In March 2024 a carrier of the manganese ore, MV Anikitos, caused significant damage to the mines port during Cyclone Megan; this did not lead to a fuel leak but did, temporarily, halt production.

==== Winchelsea Mining ====
In 2019 Winchelsea Mining was granted an exploration license covering part of Winchelsea Island (Akwamburrkba), which is off the northwestern coast of Groote Eylandt. This company is a joint venture between the Anindilyakwa Advancement Aboriginal Corporation (AAAC) and AUS China International Mining and, in December 2020, they applied for a stage open cut mine plan and in 2024 they completed works on accommodation at the site.

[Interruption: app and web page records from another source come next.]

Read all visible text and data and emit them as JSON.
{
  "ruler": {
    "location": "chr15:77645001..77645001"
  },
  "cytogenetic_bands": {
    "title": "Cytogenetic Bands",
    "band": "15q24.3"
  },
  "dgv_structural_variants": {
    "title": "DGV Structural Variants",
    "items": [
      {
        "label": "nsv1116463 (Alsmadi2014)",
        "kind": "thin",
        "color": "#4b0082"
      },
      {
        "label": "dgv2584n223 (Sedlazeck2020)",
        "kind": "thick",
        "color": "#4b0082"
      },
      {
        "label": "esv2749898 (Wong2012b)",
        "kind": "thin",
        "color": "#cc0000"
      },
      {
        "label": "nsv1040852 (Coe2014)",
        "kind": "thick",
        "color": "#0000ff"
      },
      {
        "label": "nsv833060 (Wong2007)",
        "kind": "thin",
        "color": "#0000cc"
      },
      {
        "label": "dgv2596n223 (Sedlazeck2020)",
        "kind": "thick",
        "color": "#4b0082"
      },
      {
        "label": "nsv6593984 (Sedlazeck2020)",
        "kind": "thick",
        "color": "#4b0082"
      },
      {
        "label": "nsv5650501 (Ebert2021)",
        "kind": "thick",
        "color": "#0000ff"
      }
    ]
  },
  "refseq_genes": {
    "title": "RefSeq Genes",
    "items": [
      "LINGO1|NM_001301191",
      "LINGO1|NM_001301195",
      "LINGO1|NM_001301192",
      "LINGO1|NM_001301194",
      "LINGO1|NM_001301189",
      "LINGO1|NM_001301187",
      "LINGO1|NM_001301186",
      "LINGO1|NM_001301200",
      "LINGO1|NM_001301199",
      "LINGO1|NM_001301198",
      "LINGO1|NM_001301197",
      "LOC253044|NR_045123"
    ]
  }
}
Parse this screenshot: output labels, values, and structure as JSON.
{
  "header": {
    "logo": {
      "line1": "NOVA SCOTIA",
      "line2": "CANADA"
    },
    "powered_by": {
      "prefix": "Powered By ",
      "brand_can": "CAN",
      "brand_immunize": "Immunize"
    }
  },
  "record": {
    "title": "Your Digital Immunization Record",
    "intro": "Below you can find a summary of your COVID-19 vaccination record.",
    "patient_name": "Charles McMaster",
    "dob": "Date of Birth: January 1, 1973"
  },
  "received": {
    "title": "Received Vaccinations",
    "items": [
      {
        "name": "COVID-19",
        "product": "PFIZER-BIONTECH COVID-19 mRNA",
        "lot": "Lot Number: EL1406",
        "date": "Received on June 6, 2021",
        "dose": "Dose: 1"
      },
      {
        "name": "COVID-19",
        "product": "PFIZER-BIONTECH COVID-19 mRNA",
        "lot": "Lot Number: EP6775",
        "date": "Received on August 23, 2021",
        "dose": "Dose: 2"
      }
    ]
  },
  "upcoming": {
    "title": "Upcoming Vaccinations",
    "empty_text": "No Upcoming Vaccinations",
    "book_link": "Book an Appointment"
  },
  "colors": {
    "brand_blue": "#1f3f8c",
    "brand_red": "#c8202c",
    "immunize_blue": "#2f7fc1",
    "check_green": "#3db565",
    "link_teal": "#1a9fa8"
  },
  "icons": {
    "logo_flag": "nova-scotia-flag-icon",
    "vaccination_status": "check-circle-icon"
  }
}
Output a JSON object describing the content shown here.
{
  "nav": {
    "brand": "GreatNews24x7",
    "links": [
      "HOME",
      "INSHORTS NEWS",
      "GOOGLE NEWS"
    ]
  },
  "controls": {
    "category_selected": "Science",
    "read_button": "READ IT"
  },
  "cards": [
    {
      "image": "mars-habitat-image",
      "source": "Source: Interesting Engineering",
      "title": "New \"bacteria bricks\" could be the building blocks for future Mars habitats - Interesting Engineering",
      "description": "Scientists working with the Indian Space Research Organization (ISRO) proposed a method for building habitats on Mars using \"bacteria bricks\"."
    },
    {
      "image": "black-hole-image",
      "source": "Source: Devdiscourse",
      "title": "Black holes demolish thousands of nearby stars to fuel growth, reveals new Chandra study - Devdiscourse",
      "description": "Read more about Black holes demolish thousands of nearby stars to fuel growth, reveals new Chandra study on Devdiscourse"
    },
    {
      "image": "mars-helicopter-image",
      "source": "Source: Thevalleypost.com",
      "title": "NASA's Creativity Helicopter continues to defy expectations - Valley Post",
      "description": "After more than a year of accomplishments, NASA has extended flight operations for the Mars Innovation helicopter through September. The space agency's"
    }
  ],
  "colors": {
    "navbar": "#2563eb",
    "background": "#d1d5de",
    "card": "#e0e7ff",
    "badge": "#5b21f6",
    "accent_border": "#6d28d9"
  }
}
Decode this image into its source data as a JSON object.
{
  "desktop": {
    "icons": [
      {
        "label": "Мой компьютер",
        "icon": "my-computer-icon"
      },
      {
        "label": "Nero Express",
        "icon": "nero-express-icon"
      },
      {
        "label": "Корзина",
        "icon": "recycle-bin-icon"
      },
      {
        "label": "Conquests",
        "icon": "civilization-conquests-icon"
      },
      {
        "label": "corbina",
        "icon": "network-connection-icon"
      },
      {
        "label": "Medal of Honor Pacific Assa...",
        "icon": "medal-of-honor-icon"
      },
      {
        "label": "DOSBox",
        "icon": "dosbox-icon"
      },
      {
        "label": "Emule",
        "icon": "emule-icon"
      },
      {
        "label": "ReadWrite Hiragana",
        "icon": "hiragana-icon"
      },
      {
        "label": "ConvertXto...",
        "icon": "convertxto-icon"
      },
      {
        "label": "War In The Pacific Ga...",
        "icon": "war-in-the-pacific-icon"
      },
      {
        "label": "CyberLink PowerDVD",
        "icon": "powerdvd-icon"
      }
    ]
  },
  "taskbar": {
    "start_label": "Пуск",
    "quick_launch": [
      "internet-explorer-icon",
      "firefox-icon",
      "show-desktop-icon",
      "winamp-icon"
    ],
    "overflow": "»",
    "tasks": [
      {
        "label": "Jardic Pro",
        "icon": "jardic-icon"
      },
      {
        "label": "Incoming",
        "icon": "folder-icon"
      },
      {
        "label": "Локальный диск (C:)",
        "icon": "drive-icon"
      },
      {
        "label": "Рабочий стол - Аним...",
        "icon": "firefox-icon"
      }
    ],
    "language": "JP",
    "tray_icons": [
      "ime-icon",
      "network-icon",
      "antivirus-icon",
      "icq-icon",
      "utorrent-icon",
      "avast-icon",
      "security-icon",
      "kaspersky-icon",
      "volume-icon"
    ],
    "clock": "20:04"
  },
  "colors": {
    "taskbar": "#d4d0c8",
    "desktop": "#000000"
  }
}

This mine is part of a strategy to make the residents of Groote Eylandt economically independent and Anindilyakwa Land Council chair, Tony Wurramarrba, says of it:

Nobody would have thought it possible for Traditional Owners to mine their own land in an environmentally, well-managed way. But that’s what we’re going to do. It will create the wealth for us to be able to stand on our own feet.
— Tony Wurramarrba, Winchelsea Mining

=== Present-day ===
On 20 May 2008, the federal government signed a deal with local Aboriginal people from Groote Eylandt to lease land to the government for 40 years. In return, the government will spend money in the community to improve housing, education, and health in the area.

==Notable people==
- Kaye Aldenhoven, a poet who lived and taught on the island.
- Tia Gostelow (1999-), singer-songwriter who moved to Groote Eylandt as a child.
- Nick Kenny (1982–), former Brisbane Broncos rugby league player who moved to Groote Eylandt.
- Donald Thomson (1901–1970), Australian anthropologist and biologist.
- Norman Tindale (1900–1993), Australian anthropologist, archaeologist, entomologist and ethnologist.
- David Warren (1925–2010), inventor of the flight data recorder, born on Groote Eylandt.
- Emily Wurramara, singer-songwriter, born on the island.
- Helen Zahos (1977-), Nurse, paramedic, and humanitarian worker, raised on Groote Eylandt.